De Wachter, bij wie twee jaar geleden kanker is ontdekt, haalt zelf veel troost uit alledaagse vriendelijkheid. Vriendelijkheid wordt weleens cynisch weggezet als soft of onnozel, maar het is zo belangrijk, benadrukt De Wachter. “Ik koppel vriendelijkheid aan wat de Franse filosoof Emmanuel Levinas schreef over het kleine goede. Want als íets troost is, dan is het dat kleine goede dat zo dicht bij die vriendelijkheid zit. Het is de mens die er voor u is. De mens die iets voor u doet. Iets kleins. Iets ogenschijnlijk onschuldigs. Iets dat vermoedelijk geen moeite kost en dat zomaar, met een knippering van het oog, aan de aandacht ontsnapt. Een glimlach, een hand, een schouderklop.” Bij zijn studenten psychotherapie dringt De Wachter er altijd op aan. “Mensen zitten in de miserie en het minste dat je voor hen kunt doen, is vriendelijk zijn. Daarmee los je hun pijn niet op. Maar wat kun je anders doen? Wees op zijn minst een beetje vriendelijk.”
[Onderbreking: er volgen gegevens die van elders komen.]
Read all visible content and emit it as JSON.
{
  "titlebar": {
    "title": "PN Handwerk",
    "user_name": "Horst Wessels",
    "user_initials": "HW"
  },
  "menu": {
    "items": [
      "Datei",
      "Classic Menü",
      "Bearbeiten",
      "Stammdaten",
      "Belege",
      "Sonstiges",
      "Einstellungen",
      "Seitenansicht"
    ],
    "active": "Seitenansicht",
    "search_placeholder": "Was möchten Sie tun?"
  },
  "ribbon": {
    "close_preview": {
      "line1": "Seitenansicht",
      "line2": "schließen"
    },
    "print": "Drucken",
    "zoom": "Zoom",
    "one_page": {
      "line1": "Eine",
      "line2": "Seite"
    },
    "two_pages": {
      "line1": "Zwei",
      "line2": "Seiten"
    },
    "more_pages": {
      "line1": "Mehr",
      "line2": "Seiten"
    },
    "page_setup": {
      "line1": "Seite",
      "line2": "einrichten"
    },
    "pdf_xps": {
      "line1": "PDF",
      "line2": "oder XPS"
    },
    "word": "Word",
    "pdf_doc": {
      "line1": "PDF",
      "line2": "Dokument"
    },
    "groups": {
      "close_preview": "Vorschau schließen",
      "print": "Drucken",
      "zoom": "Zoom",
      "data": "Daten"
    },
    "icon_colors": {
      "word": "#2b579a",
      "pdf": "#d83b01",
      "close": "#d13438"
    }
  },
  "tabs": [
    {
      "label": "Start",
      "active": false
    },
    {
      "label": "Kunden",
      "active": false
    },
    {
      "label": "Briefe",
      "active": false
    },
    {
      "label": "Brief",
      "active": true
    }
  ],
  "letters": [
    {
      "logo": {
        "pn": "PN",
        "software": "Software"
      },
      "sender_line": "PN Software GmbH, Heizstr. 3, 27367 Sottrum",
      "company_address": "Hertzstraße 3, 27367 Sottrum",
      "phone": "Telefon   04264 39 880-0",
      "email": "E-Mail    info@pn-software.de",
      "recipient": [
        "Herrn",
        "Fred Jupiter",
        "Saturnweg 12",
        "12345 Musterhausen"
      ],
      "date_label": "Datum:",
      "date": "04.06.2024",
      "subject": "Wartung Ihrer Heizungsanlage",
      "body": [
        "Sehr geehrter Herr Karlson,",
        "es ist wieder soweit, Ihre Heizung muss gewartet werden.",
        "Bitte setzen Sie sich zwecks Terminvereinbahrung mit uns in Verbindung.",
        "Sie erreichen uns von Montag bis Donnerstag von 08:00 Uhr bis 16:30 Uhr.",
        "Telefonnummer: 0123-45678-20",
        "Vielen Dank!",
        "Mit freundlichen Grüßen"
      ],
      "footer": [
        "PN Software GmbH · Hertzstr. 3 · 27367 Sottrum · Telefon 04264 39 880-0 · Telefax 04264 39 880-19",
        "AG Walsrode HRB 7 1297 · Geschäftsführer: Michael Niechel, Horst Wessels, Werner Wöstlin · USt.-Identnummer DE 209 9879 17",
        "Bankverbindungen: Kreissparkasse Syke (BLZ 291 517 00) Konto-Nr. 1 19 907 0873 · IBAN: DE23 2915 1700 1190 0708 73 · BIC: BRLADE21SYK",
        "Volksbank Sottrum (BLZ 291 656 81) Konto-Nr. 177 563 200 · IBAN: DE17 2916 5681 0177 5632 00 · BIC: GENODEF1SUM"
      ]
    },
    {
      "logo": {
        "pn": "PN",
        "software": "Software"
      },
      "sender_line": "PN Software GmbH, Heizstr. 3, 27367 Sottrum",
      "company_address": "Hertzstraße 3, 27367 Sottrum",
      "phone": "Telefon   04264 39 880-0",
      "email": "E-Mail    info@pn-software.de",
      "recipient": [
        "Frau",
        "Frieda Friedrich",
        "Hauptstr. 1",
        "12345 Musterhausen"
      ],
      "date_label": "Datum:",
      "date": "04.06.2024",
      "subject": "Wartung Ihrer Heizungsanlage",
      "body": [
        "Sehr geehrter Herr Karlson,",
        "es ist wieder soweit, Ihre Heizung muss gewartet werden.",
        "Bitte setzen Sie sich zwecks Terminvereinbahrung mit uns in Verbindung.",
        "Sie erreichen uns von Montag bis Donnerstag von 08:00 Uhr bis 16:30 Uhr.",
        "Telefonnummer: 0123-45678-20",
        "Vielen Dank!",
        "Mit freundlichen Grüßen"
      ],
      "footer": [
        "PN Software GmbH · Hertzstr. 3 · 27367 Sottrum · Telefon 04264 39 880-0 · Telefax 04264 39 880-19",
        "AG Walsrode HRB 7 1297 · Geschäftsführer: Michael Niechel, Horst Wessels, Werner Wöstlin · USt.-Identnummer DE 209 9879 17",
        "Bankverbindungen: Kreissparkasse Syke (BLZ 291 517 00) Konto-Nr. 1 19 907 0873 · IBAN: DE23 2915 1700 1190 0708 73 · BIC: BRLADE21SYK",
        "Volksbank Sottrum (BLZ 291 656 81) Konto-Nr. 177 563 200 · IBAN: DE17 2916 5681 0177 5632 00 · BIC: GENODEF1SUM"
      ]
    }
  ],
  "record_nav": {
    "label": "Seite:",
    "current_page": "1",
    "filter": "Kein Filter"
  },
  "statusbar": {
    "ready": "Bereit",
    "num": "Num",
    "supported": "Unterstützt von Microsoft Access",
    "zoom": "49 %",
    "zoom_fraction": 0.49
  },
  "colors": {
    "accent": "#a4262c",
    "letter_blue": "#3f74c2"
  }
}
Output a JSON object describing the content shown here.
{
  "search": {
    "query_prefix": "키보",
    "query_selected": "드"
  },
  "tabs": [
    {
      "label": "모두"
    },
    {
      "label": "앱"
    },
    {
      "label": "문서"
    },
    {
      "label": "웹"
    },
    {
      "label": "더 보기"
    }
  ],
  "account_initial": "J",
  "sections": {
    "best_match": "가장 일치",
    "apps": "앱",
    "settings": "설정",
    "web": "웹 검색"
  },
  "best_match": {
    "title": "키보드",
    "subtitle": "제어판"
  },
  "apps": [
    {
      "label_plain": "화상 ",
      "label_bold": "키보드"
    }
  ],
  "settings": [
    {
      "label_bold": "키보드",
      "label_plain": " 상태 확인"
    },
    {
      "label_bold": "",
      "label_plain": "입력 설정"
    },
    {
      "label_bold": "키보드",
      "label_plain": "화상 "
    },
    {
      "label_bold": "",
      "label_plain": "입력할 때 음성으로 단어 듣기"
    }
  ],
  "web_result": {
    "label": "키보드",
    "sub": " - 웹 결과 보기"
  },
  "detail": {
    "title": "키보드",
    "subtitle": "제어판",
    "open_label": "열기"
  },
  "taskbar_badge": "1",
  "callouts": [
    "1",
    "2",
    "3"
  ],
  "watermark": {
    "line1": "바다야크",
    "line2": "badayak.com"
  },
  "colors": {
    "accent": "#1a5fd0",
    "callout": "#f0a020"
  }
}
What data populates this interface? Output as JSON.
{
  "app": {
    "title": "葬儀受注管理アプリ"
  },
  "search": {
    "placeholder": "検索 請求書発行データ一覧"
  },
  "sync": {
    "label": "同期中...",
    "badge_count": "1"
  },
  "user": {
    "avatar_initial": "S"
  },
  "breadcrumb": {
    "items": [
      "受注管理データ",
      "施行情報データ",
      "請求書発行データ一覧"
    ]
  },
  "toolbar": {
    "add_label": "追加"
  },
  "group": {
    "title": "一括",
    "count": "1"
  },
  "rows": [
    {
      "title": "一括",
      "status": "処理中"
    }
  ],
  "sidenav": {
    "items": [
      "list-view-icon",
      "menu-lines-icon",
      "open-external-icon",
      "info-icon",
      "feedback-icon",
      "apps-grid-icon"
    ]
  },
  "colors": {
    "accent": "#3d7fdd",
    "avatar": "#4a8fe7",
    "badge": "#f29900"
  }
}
Vriendelijkheid kalmeert, heb ik ook gemerkt. Een vriendin van mijn vriendin met wie ik uren heb gebeld. Ze was zo lief, onbevooroordeeld – dat hielp. Ik kon een stuk spanning loslaten.
Aanraken geeft troost
Ook aanraking is voor De Wachter een bron van troost. “Een verpleegster die even haar hand op de deken van je bed legt. Je vrouw die binnenkomt en over je arm streelt. Het is de meest directe vorm van contact.” Wanneer je wordt aangeraakt, komen er stoffen vrij zoals oxytocine, dopamine en endorfine. Dit kalmeert het zenuwstelsel en brengt troost. Maar aanraking gaat veel dieper dan alleen een neurochemische reactie: Je voelt niet alleen die arm om je heen, er wordt ook een gevoel aangeraakt dat je er niet alleen voor staat. Dat anderen meevoelen met je verdriet.
Aanraken kan ook met taal en kunst. Schrijver Maartje Wortel schreef hierover in Goudvissen en Beton: “Mijn vader zei: als je verdrietig bent kan kunst helpen. Omdat je in een schilderij soms meer nog dan in een gezicht, meer nog dan in een paar lieve ogen, kunt zien, nee vóélen, dat iemand je heeft begrepen.” Ik vind dit zo treffend gezegd. Kunst kan mij ook troosten, maar op een andere manier. Een interessant kunstwerk kan ontzag in me oproepen: Het gevoel dat ik onderdeel ben van iets heel groots en moois, en dat ik de mazzel heb dat ik überhaupt besta en dat ik hier toeschouwer van mag zijn. Dat geeft me een soort existentiële troost.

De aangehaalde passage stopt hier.